C’est un des textes les plus connus de la Bible que cet extrait du discours sur la Montagne. Beaucoup ont essayé des traductions différentes, tellement le mot heureux leur paraissait un peu béat (béatitude). Un certain Mr Chouraqui, bien connu des biblistes, a traduit : Allégresse. C’est plus nerveux. Un autre a dit : Tressaillement. Un autre encore : En marche. Debout. Tout ça est enrichissant. Mais ce qui est encore plus important, c’est de comprendre que ce discours sur la montagne n’est pas seulement un discours. Mais c’est le poids de toute une vie, la vie même de Jésus. C’est de lui qu’il parle. Les Béatitudes sont l’expérience de sa vie. Et du coup le mot heureux y est à prendre au sens de félicitation pour une attitude déjà existante. Jésus n’a jamais dit à personne : “Vous êtes pauvres, donc vous êtes heureux…” ; encore moins : “Soyez pauvres pour être heureux.” Non, il a dit : “Vous êtes pauvres, le bonheur vient à vous malgré tout.” Et il a pu le dire parce qu’il apportait ce bonheur, parce qu’il est lui-même la joie et le bonheur de Dieu. Car ce n’est pas un songe creux : cette humanité douce et courageuse, pacifique et généreuse, cette humanité désencombrée de tout, éprise de justice, nous l’avons vue, nous la voyons, sur le visage de Jésus et sur celui de tant d’être aux vies données et ardentes, d’hier et d’aujourd’hui, tous ceux-là que nous fêtons aujourd’hui. Ce sont eux, les saints, ceux qui ne calent jamais dans leur projet d’amour pour l’homme.

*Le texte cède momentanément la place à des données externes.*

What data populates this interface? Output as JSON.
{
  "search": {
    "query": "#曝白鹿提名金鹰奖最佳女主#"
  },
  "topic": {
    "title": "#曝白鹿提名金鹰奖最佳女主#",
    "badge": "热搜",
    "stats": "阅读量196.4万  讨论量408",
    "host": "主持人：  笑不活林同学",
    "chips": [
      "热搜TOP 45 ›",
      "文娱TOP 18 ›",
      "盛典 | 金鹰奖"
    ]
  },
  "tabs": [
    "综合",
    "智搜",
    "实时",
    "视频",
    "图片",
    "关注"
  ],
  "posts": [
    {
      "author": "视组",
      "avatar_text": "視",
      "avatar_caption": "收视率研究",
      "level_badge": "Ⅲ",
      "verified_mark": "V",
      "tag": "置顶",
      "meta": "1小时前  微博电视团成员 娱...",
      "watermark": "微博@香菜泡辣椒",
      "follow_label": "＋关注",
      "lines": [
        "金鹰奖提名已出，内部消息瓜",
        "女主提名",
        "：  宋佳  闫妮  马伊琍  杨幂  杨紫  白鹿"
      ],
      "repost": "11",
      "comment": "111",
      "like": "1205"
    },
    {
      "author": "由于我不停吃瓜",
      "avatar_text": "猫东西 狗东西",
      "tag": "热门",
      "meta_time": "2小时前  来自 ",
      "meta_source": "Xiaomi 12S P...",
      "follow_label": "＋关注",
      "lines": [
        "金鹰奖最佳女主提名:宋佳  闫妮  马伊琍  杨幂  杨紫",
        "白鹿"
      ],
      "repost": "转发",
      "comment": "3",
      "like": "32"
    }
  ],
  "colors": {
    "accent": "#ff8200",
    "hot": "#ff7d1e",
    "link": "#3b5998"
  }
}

• Les Béatitudes, c’est une expérience de vie. Et de ce fait le sens du mot béatitude n’est accessible qu’à ceux qui en vivent quelque chose. (Les autres, on leur dit : “tu es trop jeune, tu n’es pas passé par là, tu ne peux pas comprendre encore, tu verras plus tard.”)

Le sens de certaines béatitudes n’est même quelquefois accessible qu’à ceux qui ont vécu des coups durs : “Ils savent, disait un moine de l’Eglise d’Orient, que les lèvres peuvent déjà sourire quand les yeux sont encore mouillés de larmes.”

Les saints, ce sont ceux qui laissent Dieu exister en eux dans les joies comme dans les moments durs, malgré les pleurs, les bagarres, les souffrances et la misère. Ils sont des heureux malgré tout, quoi qu’il leur arrive. Les saints, ce sont ceux qui laissent Dieu exister en eux … car Dieu est toujours là, même si parfois, dans un coup dur, ce n’est qu’après qu’on découvre qu’il était là. On réalise, après, que Dieu était là dans ce coup dur, non pas cause, non pas coupable, mais présent, permettant l’amour vécu dans l’événement quel qu’il soit. Dieu présence d’amour quoi qu’il arrive.

Xavier Thévenot, un moraliste que j’aime bien, dit : “La vraie morale, c’est une convocation à l’espérance malgré toutes les raisons de désespérer. Les Saints que nous fêtons aujourd’hui, laissons-les  nous convoquer à l’espérance.